Zweig Riffs on Conflicts and ‘Sophistication’
Virtually every brokered transaction involving securities contains conflicts of interest. Regulation and disclosure provide cover to the conflicted rather than protection to the buyer/seller in many cases. It seems to us that a more rational strategy for market participants is caveat emptor.
From the 1940 edition of Security Analysis: “[T]he sale of securities is not a profession but a business, and is necessarily carried on as such. While in the typical transaction it is to the advantage of the seller to give the buyer full value and satisfaction, conditions may arise in which their interests are in serious conflict. Hence it is impracticable, and in a sense unfair, to require investment banking houses to act as impartial advisers to buyers of securities; and, broadly speaking, it is unwise for the investor to rely primarily upon the advice of sellers of securities.”

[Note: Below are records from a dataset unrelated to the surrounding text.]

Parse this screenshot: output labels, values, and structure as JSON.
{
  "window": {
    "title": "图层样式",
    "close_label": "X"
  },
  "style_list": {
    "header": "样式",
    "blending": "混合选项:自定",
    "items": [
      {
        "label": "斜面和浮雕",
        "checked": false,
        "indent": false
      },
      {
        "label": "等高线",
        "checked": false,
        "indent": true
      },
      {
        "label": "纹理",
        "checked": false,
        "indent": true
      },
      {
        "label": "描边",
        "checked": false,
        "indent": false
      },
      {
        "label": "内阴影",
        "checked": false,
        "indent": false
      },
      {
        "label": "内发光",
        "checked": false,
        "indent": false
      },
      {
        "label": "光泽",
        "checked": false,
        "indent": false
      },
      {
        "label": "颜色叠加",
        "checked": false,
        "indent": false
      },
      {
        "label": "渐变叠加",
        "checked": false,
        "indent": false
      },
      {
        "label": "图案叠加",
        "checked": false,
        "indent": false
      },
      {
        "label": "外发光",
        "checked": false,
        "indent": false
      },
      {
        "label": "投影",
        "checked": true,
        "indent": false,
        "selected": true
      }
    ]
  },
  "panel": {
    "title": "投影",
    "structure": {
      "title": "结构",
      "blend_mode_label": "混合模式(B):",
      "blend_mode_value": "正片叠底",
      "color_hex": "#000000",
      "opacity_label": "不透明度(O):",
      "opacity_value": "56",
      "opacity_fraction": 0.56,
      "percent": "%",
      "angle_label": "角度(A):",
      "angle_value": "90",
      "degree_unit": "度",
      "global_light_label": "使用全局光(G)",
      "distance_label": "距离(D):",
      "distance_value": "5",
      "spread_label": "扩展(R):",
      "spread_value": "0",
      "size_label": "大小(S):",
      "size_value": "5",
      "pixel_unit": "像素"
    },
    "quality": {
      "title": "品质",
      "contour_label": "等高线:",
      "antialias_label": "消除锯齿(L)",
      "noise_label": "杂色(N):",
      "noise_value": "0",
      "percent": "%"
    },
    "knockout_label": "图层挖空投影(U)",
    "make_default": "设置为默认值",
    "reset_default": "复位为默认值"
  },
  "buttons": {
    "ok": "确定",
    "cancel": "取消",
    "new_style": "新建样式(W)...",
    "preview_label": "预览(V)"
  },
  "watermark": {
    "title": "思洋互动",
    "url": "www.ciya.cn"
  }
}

Tackling what he calls the myth of the “sophisticated investor,” Jason Zweig notes how the toxic mix of complex products and overconfidence can make fools of investment professionals:
As Scitofsky argued, the deliberate escalation of complexity enables sellers to compete on dimensions other than price and quality. In the ultimate irony, the sellers of complex products will promote themselves on the basis of their specialization in making ignorant customers feel “sophisticated.” (Just think: You used to have merely a “stockbroker” or a “financial planner.” Now you can have a “wealth manager”!)
As Warren Buffett has said, what matters isn’t how expert you are, but how well you understand the limits of whatever expertise you have. Psychologists have highlighted a critical pitfall with human expertise: The more people know, the more they come to believe they know even more than they actually do.
We’d all be better off if the term “sophisticated investor” were taken out to the back of the barn and buried under the manure pile, where it belongs.